Noggin was discovered in the laboratory of Richard M. Harland and William C. Smith at the University of California, Berkeley because of this ability to induce secondary axis formation in aquatic frog embryos.
Some years later researchers identified the same protein to be responsible for ensuring correct skull growth in newborn mice. The protein, called Noggin, inhibits fusion of bony plates in the skull until developmentally appropriate.

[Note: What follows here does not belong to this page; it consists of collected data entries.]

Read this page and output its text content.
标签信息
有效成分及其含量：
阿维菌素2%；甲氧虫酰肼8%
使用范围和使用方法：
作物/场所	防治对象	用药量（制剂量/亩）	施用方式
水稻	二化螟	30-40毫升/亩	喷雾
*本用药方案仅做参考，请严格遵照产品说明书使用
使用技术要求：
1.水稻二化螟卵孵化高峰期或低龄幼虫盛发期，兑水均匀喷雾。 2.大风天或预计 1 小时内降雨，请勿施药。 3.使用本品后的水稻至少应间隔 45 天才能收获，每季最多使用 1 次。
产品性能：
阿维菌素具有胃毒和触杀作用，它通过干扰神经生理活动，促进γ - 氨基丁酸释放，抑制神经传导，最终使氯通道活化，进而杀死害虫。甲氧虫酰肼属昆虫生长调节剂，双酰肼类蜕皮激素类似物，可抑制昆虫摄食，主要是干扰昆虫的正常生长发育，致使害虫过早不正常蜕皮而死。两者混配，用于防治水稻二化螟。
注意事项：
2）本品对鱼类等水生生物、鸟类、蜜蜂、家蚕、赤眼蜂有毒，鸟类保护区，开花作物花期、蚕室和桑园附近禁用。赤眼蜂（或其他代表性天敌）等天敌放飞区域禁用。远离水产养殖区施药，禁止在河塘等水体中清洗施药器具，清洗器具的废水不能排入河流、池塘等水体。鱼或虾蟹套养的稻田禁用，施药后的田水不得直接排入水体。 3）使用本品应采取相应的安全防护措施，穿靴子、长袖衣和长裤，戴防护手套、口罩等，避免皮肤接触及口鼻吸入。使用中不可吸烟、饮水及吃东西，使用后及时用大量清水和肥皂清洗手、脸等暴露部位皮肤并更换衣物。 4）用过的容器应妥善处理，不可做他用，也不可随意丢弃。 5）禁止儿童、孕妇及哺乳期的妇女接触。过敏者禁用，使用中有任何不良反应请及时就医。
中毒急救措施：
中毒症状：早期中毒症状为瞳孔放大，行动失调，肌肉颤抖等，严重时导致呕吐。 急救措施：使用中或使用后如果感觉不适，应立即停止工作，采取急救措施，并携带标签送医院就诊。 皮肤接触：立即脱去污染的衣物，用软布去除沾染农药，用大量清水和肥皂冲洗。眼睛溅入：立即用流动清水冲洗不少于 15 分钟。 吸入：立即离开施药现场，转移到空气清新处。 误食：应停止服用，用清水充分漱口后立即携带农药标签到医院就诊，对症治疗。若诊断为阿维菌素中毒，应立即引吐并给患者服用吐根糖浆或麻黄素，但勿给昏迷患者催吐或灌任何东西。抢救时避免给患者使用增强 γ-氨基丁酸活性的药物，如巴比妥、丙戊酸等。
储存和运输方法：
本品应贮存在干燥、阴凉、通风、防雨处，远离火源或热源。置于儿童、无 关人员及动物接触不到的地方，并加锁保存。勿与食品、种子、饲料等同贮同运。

According to Michael Longaker, MD, about 1 in 2000 children have growth plates in their skulls that fuse prematurely. He also states that the brain is rapidly expanding in size during the first years of life and if the brains container, the skull, can’t expand in similar fashion, it can become a problem. If this were left untreated,in addition to a very misshapen head, it could lead to mental retardation, blindness and seizures.
It was discovered that proteins that promote bone growth were present in all the growth plates of skulls in mice, both those that are actively fusing and those that were not. However the protein, Noggin, was only found between the plates that were left open and not fusing.